Photoreceptors are the key for plants to sense changes in the external environment. The most important photoreceptors in plants are phytochrome, which absorbs red/far-red light.
Photosensitive pigments are a group of pigment proteins that reverse the absorption of red and far-red light, participate in the photomorphogenesis and regulate plant development. They are extremely sensitive to red light (R) and far red light (FR) and play an important role in the whole growth and development process from germination to maturity.
Photosensitive pigments in plants exist in two stable states: red light absorption type (Pr, lmax=660nm) and far-red light absorption type (Pfr, lmax=730nm). The two types of light absorption can be reversed in red and far-red light.
Studies on the correlation of photosensitive pigments, the effects of photosensitive pigments (Pr, Pfr) on plant morphology include seed germination, desulphurization, stem elongation, leaf expansion, shade avoidance and flowering induction.
Therefore, the complete LED plant scheme needs not only 450nm blue light and 666nm red light, but also 730 nm far-red light. Deep blue light (450nm) and ultra red light (660nm) provide the spectrum needed for photosynthesis, while far red light (730nm) controls the process from germination to vegetative growth to flowering.
As shown in figure 2, a suitable combination of deep blue (450nm), ultra red (660nm) and far red (730nm) provides better chromatographic coverage and optimal growth patterns.
There are two effects of 730nm far-red leds on plants
1. Shadow avoidance of far-red light at 730nm
One of the most important effects of 730nm far-red light on plants is shade avoidance (FIG. 3).

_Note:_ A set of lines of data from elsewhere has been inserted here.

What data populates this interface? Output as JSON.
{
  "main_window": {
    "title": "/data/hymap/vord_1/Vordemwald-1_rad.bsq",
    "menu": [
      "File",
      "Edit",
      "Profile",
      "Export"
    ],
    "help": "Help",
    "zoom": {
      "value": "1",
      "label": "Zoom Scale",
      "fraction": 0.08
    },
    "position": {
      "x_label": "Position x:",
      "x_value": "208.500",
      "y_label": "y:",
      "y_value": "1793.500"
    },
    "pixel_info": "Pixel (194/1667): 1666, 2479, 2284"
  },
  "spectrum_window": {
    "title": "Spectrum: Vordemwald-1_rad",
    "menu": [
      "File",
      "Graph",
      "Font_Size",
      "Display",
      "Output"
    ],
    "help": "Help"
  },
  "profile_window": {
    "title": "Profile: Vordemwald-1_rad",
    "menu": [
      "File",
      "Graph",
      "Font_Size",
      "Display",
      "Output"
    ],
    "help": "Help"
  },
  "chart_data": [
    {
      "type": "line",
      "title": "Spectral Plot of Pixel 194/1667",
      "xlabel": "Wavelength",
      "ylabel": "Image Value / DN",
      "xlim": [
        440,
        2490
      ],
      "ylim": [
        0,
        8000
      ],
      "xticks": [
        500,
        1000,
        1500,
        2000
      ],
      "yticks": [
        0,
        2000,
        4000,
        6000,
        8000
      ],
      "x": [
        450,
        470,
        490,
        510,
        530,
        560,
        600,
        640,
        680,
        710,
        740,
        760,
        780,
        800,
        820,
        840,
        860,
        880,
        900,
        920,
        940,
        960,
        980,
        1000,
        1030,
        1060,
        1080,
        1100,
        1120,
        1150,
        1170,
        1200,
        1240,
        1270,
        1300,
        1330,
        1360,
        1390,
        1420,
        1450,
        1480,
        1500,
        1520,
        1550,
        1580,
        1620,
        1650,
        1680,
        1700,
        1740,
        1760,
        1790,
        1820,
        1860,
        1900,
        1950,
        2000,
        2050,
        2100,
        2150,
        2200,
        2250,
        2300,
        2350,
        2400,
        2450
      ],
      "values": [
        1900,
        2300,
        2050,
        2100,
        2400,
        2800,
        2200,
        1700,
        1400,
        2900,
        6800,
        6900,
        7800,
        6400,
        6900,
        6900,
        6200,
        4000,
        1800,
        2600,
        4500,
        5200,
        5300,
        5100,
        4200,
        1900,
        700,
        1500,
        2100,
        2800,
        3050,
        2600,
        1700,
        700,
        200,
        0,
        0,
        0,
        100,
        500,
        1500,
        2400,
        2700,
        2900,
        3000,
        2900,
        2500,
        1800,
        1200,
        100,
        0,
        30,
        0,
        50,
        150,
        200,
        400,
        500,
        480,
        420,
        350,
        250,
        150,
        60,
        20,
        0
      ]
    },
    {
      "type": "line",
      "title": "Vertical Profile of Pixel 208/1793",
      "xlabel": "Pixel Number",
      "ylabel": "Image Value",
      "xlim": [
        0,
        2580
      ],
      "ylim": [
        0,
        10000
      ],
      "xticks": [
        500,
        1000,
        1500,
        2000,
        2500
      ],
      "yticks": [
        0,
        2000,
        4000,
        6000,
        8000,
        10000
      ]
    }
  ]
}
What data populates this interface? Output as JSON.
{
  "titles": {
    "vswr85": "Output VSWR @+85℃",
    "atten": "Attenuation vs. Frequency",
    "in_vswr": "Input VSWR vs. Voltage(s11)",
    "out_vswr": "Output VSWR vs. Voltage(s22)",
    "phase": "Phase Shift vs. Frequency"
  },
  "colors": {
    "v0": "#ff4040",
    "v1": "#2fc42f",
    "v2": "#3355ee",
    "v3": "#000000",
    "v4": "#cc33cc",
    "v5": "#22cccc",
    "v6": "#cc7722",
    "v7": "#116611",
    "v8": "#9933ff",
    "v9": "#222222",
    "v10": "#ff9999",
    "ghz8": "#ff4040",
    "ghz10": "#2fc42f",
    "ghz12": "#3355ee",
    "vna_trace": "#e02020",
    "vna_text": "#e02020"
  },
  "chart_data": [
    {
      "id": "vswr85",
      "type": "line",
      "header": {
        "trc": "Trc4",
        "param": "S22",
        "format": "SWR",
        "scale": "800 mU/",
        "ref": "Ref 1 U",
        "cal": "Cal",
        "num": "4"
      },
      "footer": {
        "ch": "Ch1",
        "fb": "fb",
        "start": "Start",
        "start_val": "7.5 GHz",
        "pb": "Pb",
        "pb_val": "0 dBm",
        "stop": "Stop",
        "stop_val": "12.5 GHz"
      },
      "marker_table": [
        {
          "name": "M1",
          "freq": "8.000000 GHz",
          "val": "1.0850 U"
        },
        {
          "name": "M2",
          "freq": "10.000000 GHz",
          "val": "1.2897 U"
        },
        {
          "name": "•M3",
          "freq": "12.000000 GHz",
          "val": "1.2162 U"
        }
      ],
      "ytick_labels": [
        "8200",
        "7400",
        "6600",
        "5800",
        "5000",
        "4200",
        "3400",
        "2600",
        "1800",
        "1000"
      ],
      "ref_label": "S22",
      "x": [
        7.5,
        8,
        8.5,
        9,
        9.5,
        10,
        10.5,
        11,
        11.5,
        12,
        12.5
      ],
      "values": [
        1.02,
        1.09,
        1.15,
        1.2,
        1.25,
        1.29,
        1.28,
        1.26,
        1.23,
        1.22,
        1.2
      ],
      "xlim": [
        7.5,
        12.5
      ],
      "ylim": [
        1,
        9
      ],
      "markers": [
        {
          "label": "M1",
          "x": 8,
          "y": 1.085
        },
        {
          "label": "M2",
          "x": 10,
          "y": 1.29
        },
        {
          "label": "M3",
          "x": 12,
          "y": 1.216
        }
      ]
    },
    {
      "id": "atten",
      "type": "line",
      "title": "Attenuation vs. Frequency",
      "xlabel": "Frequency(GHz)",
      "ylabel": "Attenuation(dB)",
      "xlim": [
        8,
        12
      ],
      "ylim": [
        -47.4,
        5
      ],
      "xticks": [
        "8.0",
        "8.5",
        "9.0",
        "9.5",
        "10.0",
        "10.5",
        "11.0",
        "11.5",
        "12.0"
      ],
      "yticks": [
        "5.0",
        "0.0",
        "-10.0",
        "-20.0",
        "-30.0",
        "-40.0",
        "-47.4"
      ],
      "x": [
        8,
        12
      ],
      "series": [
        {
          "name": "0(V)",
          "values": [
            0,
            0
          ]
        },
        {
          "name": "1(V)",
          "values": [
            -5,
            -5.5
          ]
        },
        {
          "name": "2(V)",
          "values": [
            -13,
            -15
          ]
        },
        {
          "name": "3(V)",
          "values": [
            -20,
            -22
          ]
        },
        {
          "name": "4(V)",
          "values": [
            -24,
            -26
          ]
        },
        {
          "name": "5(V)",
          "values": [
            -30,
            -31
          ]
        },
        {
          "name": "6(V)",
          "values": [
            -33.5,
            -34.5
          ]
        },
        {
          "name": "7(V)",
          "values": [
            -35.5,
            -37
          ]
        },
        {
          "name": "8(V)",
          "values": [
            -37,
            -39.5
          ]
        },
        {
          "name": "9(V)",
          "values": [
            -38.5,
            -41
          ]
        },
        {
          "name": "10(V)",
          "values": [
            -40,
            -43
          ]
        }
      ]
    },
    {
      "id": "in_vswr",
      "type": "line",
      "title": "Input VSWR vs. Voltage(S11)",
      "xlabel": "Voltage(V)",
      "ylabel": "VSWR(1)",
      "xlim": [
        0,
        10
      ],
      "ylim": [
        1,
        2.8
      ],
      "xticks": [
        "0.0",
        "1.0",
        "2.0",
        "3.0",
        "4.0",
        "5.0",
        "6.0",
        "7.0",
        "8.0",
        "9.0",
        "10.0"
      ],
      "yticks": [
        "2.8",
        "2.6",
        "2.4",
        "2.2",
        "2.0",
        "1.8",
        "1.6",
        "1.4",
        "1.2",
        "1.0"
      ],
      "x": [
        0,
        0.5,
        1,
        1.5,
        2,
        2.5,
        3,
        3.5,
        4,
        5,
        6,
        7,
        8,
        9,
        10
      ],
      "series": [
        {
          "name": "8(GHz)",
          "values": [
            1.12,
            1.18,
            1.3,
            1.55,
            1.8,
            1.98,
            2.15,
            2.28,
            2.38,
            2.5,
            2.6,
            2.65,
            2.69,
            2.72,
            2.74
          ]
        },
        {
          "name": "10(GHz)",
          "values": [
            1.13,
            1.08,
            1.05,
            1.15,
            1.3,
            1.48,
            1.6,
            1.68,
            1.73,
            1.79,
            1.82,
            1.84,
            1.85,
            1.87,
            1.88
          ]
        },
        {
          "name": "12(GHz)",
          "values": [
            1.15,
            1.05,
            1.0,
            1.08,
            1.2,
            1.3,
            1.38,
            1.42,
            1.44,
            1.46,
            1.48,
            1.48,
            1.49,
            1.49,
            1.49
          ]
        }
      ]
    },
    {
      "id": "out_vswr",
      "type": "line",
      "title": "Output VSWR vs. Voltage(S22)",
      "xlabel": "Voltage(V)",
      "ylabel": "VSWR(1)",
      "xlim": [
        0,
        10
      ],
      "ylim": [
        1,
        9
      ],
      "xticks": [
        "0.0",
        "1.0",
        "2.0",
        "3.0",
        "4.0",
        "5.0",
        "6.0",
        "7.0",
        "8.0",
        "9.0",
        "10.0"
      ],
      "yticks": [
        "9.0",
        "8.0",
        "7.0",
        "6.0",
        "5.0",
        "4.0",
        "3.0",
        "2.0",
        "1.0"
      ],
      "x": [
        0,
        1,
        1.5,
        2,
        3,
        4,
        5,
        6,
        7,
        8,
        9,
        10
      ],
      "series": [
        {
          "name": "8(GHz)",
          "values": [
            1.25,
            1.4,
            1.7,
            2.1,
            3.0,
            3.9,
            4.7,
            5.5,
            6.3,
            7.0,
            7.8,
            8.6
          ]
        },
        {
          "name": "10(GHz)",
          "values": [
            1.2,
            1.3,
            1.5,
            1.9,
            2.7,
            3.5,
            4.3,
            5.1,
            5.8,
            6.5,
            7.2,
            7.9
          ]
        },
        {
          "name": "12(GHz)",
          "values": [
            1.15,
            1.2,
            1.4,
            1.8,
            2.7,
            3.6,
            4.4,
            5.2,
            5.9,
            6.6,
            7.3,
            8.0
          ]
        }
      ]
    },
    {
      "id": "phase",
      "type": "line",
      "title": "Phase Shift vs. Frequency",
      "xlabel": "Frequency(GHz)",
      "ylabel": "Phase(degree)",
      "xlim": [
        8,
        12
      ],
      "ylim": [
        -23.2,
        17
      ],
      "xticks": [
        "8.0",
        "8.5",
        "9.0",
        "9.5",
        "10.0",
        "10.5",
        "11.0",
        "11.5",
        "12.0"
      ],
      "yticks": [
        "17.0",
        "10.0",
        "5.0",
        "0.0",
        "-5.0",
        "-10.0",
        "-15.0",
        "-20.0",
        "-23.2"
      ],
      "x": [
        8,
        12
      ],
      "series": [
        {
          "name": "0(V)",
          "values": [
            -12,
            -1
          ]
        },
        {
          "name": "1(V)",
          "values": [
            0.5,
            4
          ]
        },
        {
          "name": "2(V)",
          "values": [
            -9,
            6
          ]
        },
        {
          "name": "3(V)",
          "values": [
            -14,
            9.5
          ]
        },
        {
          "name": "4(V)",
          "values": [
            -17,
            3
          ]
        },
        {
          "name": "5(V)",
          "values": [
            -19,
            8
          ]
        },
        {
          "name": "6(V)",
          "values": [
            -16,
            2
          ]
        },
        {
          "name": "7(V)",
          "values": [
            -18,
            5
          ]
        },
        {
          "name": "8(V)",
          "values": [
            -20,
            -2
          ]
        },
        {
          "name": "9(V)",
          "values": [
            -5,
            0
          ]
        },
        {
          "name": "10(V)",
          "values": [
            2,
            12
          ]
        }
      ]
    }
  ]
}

If a plant is exposed to only 660nm of deep red light, it will feel as if it is in direct sunlight and will grow normally. If the plant is mainly exposed to the far red light of 730nm, the plant will feel as if it is blocked by another higher plant from direct sunlight, so the plant will work harder to get out of the shade, which helps the plant grow taller, but does not necessarily mean that there will be more biomass (bio mass).

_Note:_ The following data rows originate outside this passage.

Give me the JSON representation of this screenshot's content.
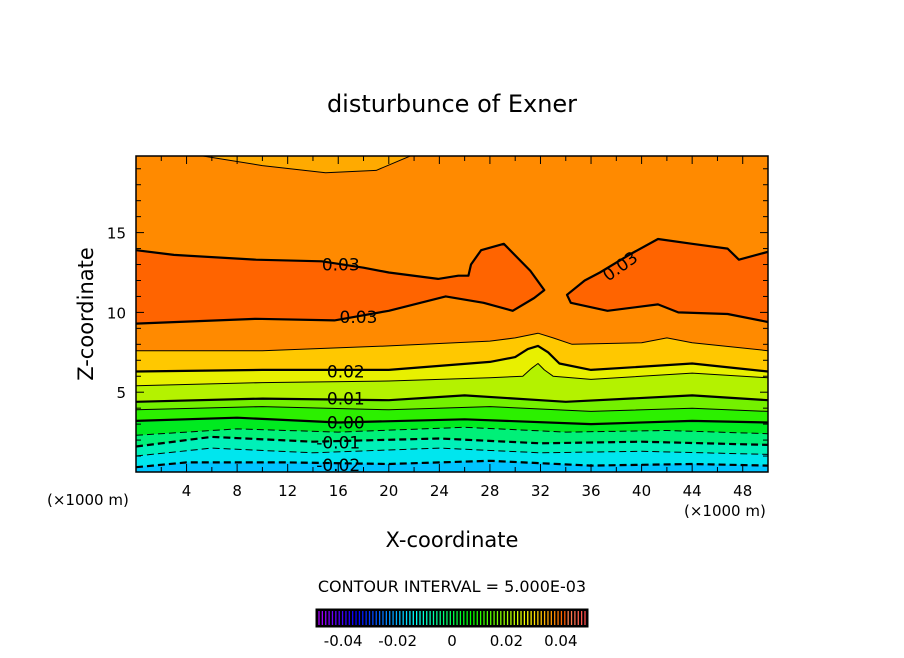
{
  "chart_data": {
    "type": "contour",
    "title": "disturbunce of Exner",
    "xlabel": "X-coordinate",
    "ylabel": "Z-coordinate",
    "x_unit": "(×1000 m)",
    "y_unit": "(×1000 m)",
    "xlim": [
      0,
      50
    ],
    "ylim": [
      0,
      19.8
    ],
    "xticks": [
      4,
      8,
      12,
      16,
      20,
      24,
      28,
      32,
      36,
      40,
      44,
      48
    ],
    "yticks": [
      5,
      10,
      15
    ],
    "contour_interval_text": "CONTOUR INTERVAL = 5.000E-03",
    "contour_interval": 0.005,
    "colors": {
      "below": "#00c4ff",
      "bands": {
        "-0.02": "#00e6ee",
        "-0.015": "#00f0b8",
        "-0.01": "#00f078",
        "-0.005": "#00ea20",
        "0": "#2cf000",
        "0.005": "#74f000",
        "0.01": "#b4f200",
        "0.015": "#e8f000",
        "0.02": "#ffc800",
        "0.025": "#ff8a00",
        "0.03": "#ff6400"
      },
      "top_region": "#ffaa00"
    },
    "contours": [
      {
        "level": -0.02,
        "dashed": true,
        "bold": true,
        "label": "-0.02",
        "label_at": [
          16,
          0.45
        ],
        "points": [
          [
            0,
            0.3
          ],
          [
            4,
            0.6
          ],
          [
            12,
            0.6
          ],
          [
            20,
            0.5
          ],
          [
            28,
            0.7
          ],
          [
            36,
            0.4
          ],
          [
            44,
            0.5
          ],
          [
            50,
            0.4
          ]
        ]
      },
      {
        "level": -0.015,
        "dashed": true,
        "bold": false,
        "points": [
          [
            0,
            1.0
          ],
          [
            6,
            1.5
          ],
          [
            14,
            1.2
          ],
          [
            24,
            1.5
          ],
          [
            32,
            1.2
          ],
          [
            40,
            1.3
          ],
          [
            50,
            1.1
          ]
        ]
      },
      {
        "level": -0.01,
        "dashed": true,
        "bold": true,
        "label": "-0.01",
        "label_at": [
          16,
          1.85
        ],
        "points": [
          [
            0,
            1.6
          ],
          [
            6,
            2.2
          ],
          [
            14,
            1.9
          ],
          [
            24,
            2.1
          ],
          [
            32,
            1.8
          ],
          [
            40,
            1.9
          ],
          [
            50,
            1.7
          ]
        ]
      },
      {
        "level": -0.005,
        "dashed": true,
        "bold": false,
        "points": [
          [
            0,
            2.3
          ],
          [
            8,
            2.7
          ],
          [
            16,
            2.5
          ],
          [
            26,
            2.8
          ],
          [
            34,
            2.5
          ],
          [
            42,
            2.6
          ],
          [
            50,
            2.4
          ]
        ]
      },
      {
        "level": 0.0,
        "dashed": false,
        "bold": true,
        "label": "0.00",
        "label_at": [
          16.6,
          3.1
        ],
        "points": [
          [
            0,
            3.2
          ],
          [
            8,
            3.4
          ],
          [
            16,
            3.1
          ],
          [
            26,
            3.3
          ],
          [
            36,
            3.0
          ],
          [
            44,
            3.2
          ],
          [
            50,
            3.1
          ]
        ]
      },
      {
        "level": 0.005,
        "dashed": false,
        "bold": false,
        "points": [
          [
            0,
            3.9
          ],
          [
            10,
            4.1
          ],
          [
            20,
            3.9
          ],
          [
            28,
            4.1
          ],
          [
            36,
            3.8
          ],
          [
            44,
            4.0
          ],
          [
            50,
            3.8
          ]
        ]
      },
      {
        "level": 0.01,
        "dashed": false,
        "bold": true,
        "label": "0.01",
        "label_at": [
          16.6,
          4.6
        ],
        "points": [
          [
            0,
            4.4
          ],
          [
            10,
            4.6
          ],
          [
            20,
            4.5
          ],
          [
            26,
            4.8
          ],
          [
            34,
            4.4
          ],
          [
            44,
            4.8
          ],
          [
            50,
            4.5
          ]
        ]
      },
      {
        "level": 0.015,
        "dashed": false,
        "bold": false,
        "points": [
          [
            0,
            5.4
          ],
          [
            10,
            5.6
          ],
          [
            20,
            5.7
          ],
          [
            28,
            5.9
          ],
          [
            30.6,
            6.0
          ],
          [
            31.3,
            6.5
          ],
          [
            31.8,
            6.8
          ],
          [
            32.3,
            6.4
          ],
          [
            33,
            6.0
          ],
          [
            36,
            5.8
          ],
          [
            44,
            6.2
          ],
          [
            50,
            5.9
          ]
        ]
      },
      {
        "level": 0.02,
        "dashed": false,
        "bold": true,
        "label": "0.02",
        "label_at": [
          16.6,
          6.3
        ],
        "points": [
          [
            0,
            6.3
          ],
          [
            10,
            6.4
          ],
          [
            20,
            6.4
          ],
          [
            28,
            6.9
          ],
          [
            30,
            7.2
          ],
          [
            31,
            7.7
          ],
          [
            31.8,
            7.9
          ],
          [
            32.6,
            7.5
          ],
          [
            33.5,
            6.8
          ],
          [
            36,
            6.4
          ],
          [
            44,
            6.8
          ],
          [
            50,
            6.3
          ]
        ]
      },
      {
        "level": 0.025,
        "dashed": false,
        "bold": false,
        "points": [
          [
            0,
            7.6
          ],
          [
            10,
            7.6
          ],
          [
            20,
            7.9
          ],
          [
            28,
            8.2
          ],
          [
            30,
            8.4
          ],
          [
            31.8,
            8.7
          ],
          [
            33,
            8.4
          ],
          [
            34.5,
            8.0
          ],
          [
            40,
            8.1
          ],
          [
            42,
            8.4
          ],
          [
            44,
            8.1
          ],
          [
            50,
            7.6
          ]
        ]
      },
      {
        "level": 0.025,
        "dashed": false,
        "bold": false,
        "region": "top",
        "points": [
          [
            4.5,
            19.9
          ],
          [
            10,
            19.2
          ],
          [
            15,
            18.75
          ],
          [
            19,
            18.9
          ],
          [
            22,
            19.9
          ]
        ]
      },
      {
        "level": 0.03,
        "dashed": false,
        "bold": true,
        "closed": "left",
        "label": "0.03",
        "label_at": [
          16.2,
          13.0
        ],
        "label2": "0.03",
        "label2_at": [
          17.6,
          9.7
        ],
        "points": [
          [
            0,
            9.3
          ],
          [
            9.5,
            9.6
          ],
          [
            15.7,
            9.5
          ],
          [
            20,
            10.1
          ],
          [
            24.5,
            11.0
          ],
          [
            27.5,
            10.6
          ],
          [
            29.8,
            10.1
          ],
          [
            31.5,
            10.9
          ],
          [
            32.3,
            11.4
          ],
          [
            31.2,
            12.6
          ],
          [
            29.1,
            14.3
          ],
          [
            27.3,
            13.9
          ],
          [
            26.5,
            13.0
          ],
          [
            26.3,
            12.3
          ],
          [
            25.5,
            12.3
          ],
          [
            23.9,
            12.1
          ],
          [
            20,
            12.5
          ],
          [
            18,
            12.8
          ],
          [
            14.7,
            13.2
          ],
          [
            9.5,
            13.3
          ],
          [
            3,
            13.6
          ],
          [
            0,
            13.9
          ]
        ]
      },
      {
        "level": 0.03,
        "dashed": false,
        "bold": true,
        "closed": "right",
        "label": "0.03",
        "label_at": [
          38.3,
          12.9
        ],
        "points": [
          [
            50,
            9.4
          ],
          [
            46.8,
            9.9
          ],
          [
            42.9,
            10.0
          ],
          [
            41.3,
            10.5
          ],
          [
            37.3,
            10.1
          ],
          [
            34.4,
            10.6
          ],
          [
            34.1,
            11.1
          ],
          [
            35.5,
            12.0
          ],
          [
            36.7,
            12.5
          ],
          [
            39,
            13.6
          ],
          [
            41.3,
            14.6
          ],
          [
            44,
            14.3
          ],
          [
            46.8,
            14.0
          ],
          [
            47.7,
            13.3
          ],
          [
            50,
            13.8
          ]
        ]
      }
    ],
    "colorbar": {
      "range": [
        -0.05,
        0.05
      ],
      "ticks": [
        "-0.04",
        "-0.02",
        "0",
        "0.02",
        "0.04"
      ],
      "tick_values": [
        -0.04,
        -0.02,
        0,
        0.02,
        0.04
      ]
    }
  }
}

2. Flowering induction effect of 730 nm far-red light
Another important role of 730nm far-red light in horticulture applications is that it can control flowering cycle through 660nm and 730nm without relying solely on the influence of seasons, which is of great value for ornamental flowers.
The conversion of photosensitive pigment from Pr to Pfr is mainly induced by the deep red light of 660nm (representing the sunlight during the day), while the conversion of Pfr to Pr usually occurs naturally at night, and can also be stimulated by the far-red light of 730nm, as shown in figure 4.
It is generally believed that the flowers of plants controlled by photosensitive pigments mainly depend on the ratio of Pfr/Pr, so we can control the Pfr/Pr value by 730 nm of far-red light, and thus control the flowering cycle more precisely.
3. Prescription of LED plants for fixed light
Leds are used in horticulture and can boost plant growth by up to 40 per cent or in flexible florescence. Because the single LED is independent of each other, it can control performance easily in the greenhouse.
The Photosynthetic Photon Flux (PPF) of the LED itself is very effective, and the typical PPF of deep blue (450 nm) and far red (730nm) LED is 2.3. Mol /J, ultra red (660nm)LED with typical PPF photoactivity of 3.1? About mol/J, and the wavelength of these LED is well matched with chlorophyll a/b, carotenoid and photosensitive pigment Pr/Pfr absorption spectrum, which can achieve high efficiency and significantly reduce energy consumption.
Leds do not emit heat in the direction of the plant and do not damage the plant and are suitable for top, interior and multi-layer cultivation. The R/FR ratio is the ratio of red light (660 nm) to far-red light (730 nm). The R/B ratio is the ratio of red light (660 nm) to blue light (450nm). Through the control of R/FR ratio and R/B ratio, the optimal light prescription can be achieved for various plants.